Were there a serious chance that the suit might reverse the outcome, Alito might have ordered briefing on a more expedited as opposed to leisurely basis. [Update: the Justice has now revised the order to allow faster consideration after all.]
Ilya Shapiro’s election week post in this space predicted many of the legal turns we have seen the past four weeks, including intense Trump challenges in the states in which counting of heavily Democratic mail ballots enabled Biden to overcome a deficit in votes cast on Election Day, as well as the controversy over varying county practice in Pennsylvania on “curing” defective mail ballots.
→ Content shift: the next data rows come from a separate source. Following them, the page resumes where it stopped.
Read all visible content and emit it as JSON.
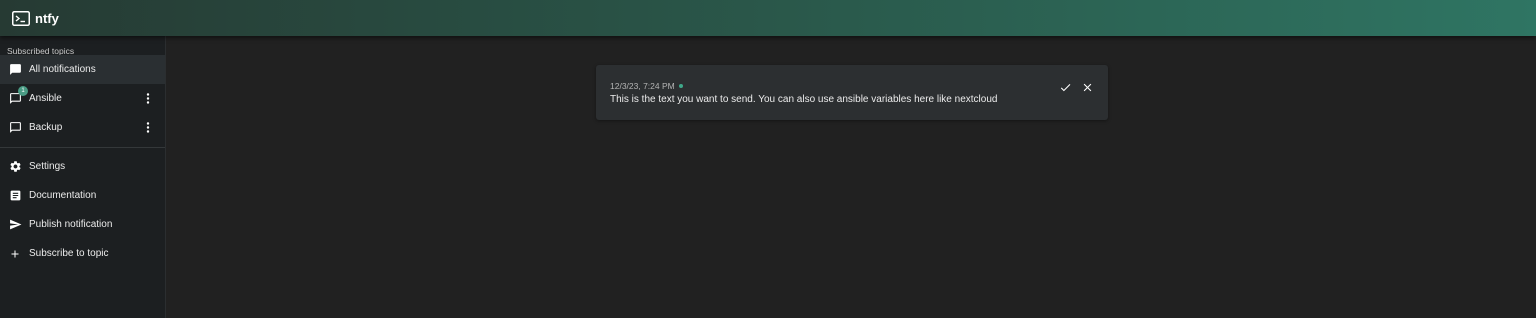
{
  "app": {
    "title": "ntfy",
    "logo_icon": "terminal-icon"
  },
  "colors": {
    "accent": "#338574",
    "badge": "#4a9c85",
    "new_dot": "#3fa88a"
  },
  "sidebar": {
    "heading": "Subscribed topics",
    "topics": [
      {
        "label": "All notifications",
        "icon": "message-filled-icon",
        "active": true
      },
      {
        "label": "Ansible",
        "icon": "message-outline-icon",
        "badge": "1",
        "menu_icon": "more-vert-icon"
      },
      {
        "label": "Backup",
        "icon": "message-outline-icon",
        "menu_icon": "more-vert-icon"
      }
    ],
    "actions": [
      {
        "label": "Settings",
        "icon": "gear-icon"
      },
      {
        "label": "Documentation",
        "icon": "document-icon"
      },
      {
        "label": "Publish notification",
        "icon": "send-icon"
      },
      {
        "label": "Subscribe to topic",
        "icon": "plus-icon"
      }
    ]
  },
  "notification": {
    "time": "12/3/23, 7:24 PM",
    "message": "This is the text you want to send. You can also use ansible variables here like nextcloud",
    "mark_read_icon": "check-icon",
    "close_icon": "close-icon"
  }
}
Looking ahead to the question of what role if any the Supreme Court can be expected to play over the coming weeks, here’s my response.
I think at the present rate the most likely outcome is that the Court will decline to grant review of any Trump challenges, given the flimsiness of the claims, the lack of any obvious error in how the lower courts have handled them, and the overall mootness angle (the relatively meritorious bits would not change any state’s outcome). To be sure, that could change if, for example, a lower court happens to get some important matter egregiously wrong. Four of the nine Justices would need to vote to grant review of a lower court ruling.
This leaves me arguing with people who think the Supreme Court is sure to wade in because the stakes are so high, and because it wants to make its independence clear. I disagree on both points. High stakes alone do not make for a certiorari grant. And by turning down review of rulings that seal a Trump defeat the Court would be speaking just as eloquently, though more quietly, of its independence.